Zbtb32 has been shown to interact with:
- Fanconi anemia complementation group C (Fancc)
- Thioredoxin interacting protein (Txnip), but the interaction might be unspecific; however, Vitamin D3 upregulated protein 1 (VDUP1) seems to interact
- Zinc finger and BTB domain-containing protein 16 (Zbtb16)
- Zinc-finger elbow-related proline domain protein 2 (Zpo2)
- GATA binding protein (Gata2)

== Immune system ==

The expression of ZBTB32 is induced by inflammatory cytokines and promotes proliferation of natural killer cells.

Zbtb32 knockout mice show a trend to develop type 1 diabetes, although the difference is not statistically different. Furthermore the Zbtb32 do not show a difference in lymphocyte proliferation, possibly due to compensation from other genes.

== Cancer ==

ZBTB32 is highly expressed in spermatogonial stem cells, in hematopoietic stem and progenitor cells, in diffuse large B-cell lymphoma (DLBCL) and appears to suppress the immune system by silencing the CIITA gene.
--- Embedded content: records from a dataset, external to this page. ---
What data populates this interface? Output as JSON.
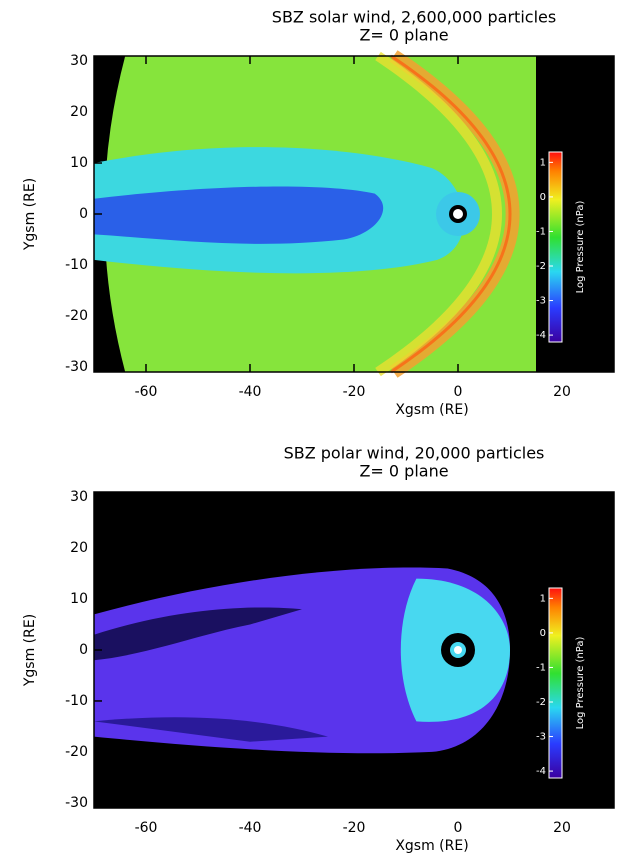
{
  "chart_data": [
    {
      "type": "heatmap",
      "title": "SBZ solar wind, 2,600,000 particles",
      "subtitle": "Z= 0 plane",
      "xlabel": "Xgsm (RE)",
      "ylabel": "Ygsm (RE)",
      "xlim": [
        -70,
        30
      ],
      "ylim": [
        -31,
        31
      ],
      "xticks": [
        -60,
        -40,
        -20,
        0,
        20
      ],
      "yticks": [
        -30,
        -20,
        -10,
        0,
        10,
        20,
        30
      ],
      "colorbar": {
        "label": "Log Pressure (nPa)",
        "lim": [
          -4.2,
          1.3
        ],
        "ticks": [
          -4,
          -3,
          -2,
          -1,
          0,
          1
        ]
      }
    },
    {
      "type": "heatmap",
      "title": "SBZ polar wind, 20,000 particles",
      "subtitle": "Z= 0 plane",
      "xlabel": "Xgsm (RE)",
      "ylabel": "Ygsm (RE)",
      "xlim": [
        -70,
        30
      ],
      "ylim": [
        -31,
        31
      ],
      "xticks": [
        -60,
        -40,
        -20,
        0,
        20
      ],
      "yticks": [
        -30,
        -20,
        -10,
        0,
        10,
        20,
        30
      ],
      "colorbar": {
        "label": "Log Pressure (nPa)",
        "lim": [
          -4.2,
          1.3
        ],
        "ticks": [
          -4,
          -3,
          -2,
          -1,
          0,
          1
        ]
      }
    }
  ]
}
The transcription factor gene GATA3 is altered in mammary tumors. Down-regulation of GATA3 expression and activity by the Zinc-finger elbow-related proline domain protein 2 (Zpo2), whereas Zbtb32 facilitates Zpo2 targeting to the GATA3 promoter, results in the development of aggressive breast cancers.
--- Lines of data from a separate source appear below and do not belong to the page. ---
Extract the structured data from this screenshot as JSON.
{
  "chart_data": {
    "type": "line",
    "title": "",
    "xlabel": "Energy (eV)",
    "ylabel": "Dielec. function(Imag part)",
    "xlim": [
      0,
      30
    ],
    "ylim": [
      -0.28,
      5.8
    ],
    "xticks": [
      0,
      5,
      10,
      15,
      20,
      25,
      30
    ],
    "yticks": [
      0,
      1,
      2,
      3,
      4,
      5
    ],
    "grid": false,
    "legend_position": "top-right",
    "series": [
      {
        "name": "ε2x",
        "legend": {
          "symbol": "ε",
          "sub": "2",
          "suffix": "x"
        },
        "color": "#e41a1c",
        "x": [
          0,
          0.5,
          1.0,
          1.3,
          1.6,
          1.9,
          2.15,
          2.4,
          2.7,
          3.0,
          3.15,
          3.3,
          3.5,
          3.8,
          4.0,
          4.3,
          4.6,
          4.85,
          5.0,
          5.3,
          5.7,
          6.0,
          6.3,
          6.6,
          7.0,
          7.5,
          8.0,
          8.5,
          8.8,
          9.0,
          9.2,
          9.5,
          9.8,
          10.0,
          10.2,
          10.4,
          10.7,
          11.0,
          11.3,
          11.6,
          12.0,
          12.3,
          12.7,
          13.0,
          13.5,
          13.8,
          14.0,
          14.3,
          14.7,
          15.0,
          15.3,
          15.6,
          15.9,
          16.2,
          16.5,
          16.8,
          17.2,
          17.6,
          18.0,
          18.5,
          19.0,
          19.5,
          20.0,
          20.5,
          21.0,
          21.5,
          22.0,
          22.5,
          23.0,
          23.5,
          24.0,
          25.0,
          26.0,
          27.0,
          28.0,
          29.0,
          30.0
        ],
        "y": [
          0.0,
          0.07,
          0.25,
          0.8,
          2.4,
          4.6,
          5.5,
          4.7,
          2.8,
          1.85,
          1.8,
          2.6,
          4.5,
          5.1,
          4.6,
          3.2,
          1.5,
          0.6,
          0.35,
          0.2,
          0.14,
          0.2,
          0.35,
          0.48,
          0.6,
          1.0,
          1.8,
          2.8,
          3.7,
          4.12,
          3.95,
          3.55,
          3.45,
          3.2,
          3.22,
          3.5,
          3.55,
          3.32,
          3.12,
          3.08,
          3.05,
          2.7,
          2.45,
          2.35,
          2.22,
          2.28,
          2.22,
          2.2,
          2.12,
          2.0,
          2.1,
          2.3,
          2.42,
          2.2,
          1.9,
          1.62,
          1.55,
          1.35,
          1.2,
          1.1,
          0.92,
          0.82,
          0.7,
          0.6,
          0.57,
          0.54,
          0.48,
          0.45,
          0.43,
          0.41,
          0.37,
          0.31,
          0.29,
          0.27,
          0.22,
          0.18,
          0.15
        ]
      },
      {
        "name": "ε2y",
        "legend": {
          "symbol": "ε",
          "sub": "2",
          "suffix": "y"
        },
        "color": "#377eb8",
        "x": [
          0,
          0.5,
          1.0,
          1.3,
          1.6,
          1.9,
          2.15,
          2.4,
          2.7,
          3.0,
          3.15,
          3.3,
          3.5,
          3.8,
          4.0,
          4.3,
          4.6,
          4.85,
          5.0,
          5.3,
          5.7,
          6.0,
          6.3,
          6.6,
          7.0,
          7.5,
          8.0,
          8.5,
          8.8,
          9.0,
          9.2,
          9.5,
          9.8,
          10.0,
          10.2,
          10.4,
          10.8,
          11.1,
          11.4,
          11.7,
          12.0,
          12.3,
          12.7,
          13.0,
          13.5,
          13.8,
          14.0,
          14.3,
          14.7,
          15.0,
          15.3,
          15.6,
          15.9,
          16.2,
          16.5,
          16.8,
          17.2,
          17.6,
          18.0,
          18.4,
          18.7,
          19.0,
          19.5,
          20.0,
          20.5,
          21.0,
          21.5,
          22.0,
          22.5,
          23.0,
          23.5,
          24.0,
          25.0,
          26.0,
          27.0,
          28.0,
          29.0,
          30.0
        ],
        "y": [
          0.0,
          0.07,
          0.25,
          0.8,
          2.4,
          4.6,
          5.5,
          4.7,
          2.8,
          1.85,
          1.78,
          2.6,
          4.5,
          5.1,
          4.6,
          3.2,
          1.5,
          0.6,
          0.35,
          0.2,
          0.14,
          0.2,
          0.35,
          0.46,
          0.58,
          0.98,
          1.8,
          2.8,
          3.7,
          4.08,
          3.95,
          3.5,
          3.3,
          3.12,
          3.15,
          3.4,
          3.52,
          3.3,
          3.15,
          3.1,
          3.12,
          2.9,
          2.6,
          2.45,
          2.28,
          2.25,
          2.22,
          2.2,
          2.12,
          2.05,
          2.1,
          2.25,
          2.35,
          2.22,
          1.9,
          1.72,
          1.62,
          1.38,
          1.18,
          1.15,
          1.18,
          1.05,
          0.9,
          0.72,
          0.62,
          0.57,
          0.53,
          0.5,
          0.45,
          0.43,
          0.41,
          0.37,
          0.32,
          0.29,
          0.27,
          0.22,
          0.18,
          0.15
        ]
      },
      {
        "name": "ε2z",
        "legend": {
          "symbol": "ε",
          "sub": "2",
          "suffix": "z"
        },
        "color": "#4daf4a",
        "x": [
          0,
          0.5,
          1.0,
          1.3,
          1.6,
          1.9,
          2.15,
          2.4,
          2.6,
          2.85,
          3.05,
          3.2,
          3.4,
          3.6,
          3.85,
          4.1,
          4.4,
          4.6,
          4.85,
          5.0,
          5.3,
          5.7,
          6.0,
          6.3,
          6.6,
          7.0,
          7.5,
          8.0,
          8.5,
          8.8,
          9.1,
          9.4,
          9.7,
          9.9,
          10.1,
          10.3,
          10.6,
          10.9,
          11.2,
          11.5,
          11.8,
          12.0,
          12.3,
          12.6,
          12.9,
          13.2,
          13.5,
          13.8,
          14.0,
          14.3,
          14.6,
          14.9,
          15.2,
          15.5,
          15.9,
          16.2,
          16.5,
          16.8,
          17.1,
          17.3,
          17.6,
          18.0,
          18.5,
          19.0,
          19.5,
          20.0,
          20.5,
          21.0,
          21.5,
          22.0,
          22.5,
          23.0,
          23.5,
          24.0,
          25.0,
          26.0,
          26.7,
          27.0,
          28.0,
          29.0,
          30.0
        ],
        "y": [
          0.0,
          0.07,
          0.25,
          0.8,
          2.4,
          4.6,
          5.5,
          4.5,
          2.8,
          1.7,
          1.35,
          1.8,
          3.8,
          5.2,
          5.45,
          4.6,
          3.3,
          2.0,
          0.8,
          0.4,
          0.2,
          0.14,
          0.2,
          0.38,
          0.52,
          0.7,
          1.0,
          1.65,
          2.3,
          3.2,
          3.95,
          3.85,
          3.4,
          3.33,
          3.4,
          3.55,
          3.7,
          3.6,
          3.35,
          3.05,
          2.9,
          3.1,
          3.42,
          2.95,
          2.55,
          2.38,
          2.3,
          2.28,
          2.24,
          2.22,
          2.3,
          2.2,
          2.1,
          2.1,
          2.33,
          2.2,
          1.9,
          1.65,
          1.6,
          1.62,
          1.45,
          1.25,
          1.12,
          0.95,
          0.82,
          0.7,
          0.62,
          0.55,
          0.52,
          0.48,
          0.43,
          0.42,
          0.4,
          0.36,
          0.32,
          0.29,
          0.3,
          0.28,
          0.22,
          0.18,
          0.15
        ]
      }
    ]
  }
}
A DNA methylation correlation network was built based on the methylation correlation between differentially methylated genes. A survival analysis of candidate biomarkers was performed. One of eight biomarkers and hub genes identified
in colon cancer is ZBTB32.

The expression of Zbtb32 is upregulated after exposure to cisplatin.